Interviene la consigliera GRECO Filomena (Casa Riformista - Italia Viva) (evidenzia il suo disappunto sulla modifica alla legge 39/2023, disappunto, peraltro provato e manifestato nella circostanza della sua approvazione. Critica, dunque, per l'accentramento della gestione allora e per la eliminazione di importanti forme di vigilanza previste dall'approvanda proposta di modifica, che potrebbe portare ad una sostanziale privatizzazione dell'ente. Fa un breve excurs sull'origine della problematiche finanziarie dei consorzi da quando hanno svolto l'ettività di forestazione per conto della regione, alla stabilizazione del personale che ha aumentato i costi, senza che la Regione concorresse in maniera adeguata, e costretto i consorzi ad accendere dei muti, garantiti dalla stessa Regione.
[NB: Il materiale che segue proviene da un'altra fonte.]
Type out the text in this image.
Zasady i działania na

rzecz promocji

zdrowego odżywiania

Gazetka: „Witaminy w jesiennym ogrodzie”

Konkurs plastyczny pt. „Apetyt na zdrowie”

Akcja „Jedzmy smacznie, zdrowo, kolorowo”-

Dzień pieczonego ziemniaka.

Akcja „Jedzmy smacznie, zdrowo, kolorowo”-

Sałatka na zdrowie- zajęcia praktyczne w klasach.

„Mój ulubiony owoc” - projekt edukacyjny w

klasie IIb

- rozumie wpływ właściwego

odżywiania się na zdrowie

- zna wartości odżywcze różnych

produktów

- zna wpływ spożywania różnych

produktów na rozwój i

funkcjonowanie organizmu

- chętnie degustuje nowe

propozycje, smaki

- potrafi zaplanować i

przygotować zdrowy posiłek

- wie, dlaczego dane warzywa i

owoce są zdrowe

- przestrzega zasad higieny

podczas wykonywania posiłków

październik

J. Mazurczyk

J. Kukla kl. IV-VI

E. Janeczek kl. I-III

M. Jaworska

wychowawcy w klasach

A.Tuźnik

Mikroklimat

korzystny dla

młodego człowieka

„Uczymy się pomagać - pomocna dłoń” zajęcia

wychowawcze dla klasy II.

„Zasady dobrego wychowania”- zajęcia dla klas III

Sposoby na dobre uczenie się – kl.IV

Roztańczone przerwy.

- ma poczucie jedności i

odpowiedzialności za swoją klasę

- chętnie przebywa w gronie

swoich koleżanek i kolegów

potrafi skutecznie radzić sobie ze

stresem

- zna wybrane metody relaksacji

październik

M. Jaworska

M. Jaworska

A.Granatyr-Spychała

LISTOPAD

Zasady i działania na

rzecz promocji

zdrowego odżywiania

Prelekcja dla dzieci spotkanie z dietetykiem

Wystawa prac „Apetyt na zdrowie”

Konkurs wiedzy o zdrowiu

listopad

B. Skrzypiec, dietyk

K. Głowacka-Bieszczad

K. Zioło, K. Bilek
Evidenzia, inoltre, un'altra criticità riguardante la trasformazione dei crediti vantati dai consorzi nei confronti della Regione in debiti a loro carico dopo il riordino del 2023, nonché la rinuncia ai contenziosi avviati per il riconoscimento di tali somme, giudicando tale passaggio penalizzante, soprattutto in relazione agli obblighi verso lavoratori e fornitori, come il pagamento del TFR. Per quanto sopra, esprime la propria contrarietà all'approvazione del provvedimento, auspica che un'attenta riflessione porti alla revisione del provvedimento ed alla predisposizione di una normativa più confacente e risolutiva delle criticità evidenziate dai sindacati e dalle organizzazioni di capegoria audite.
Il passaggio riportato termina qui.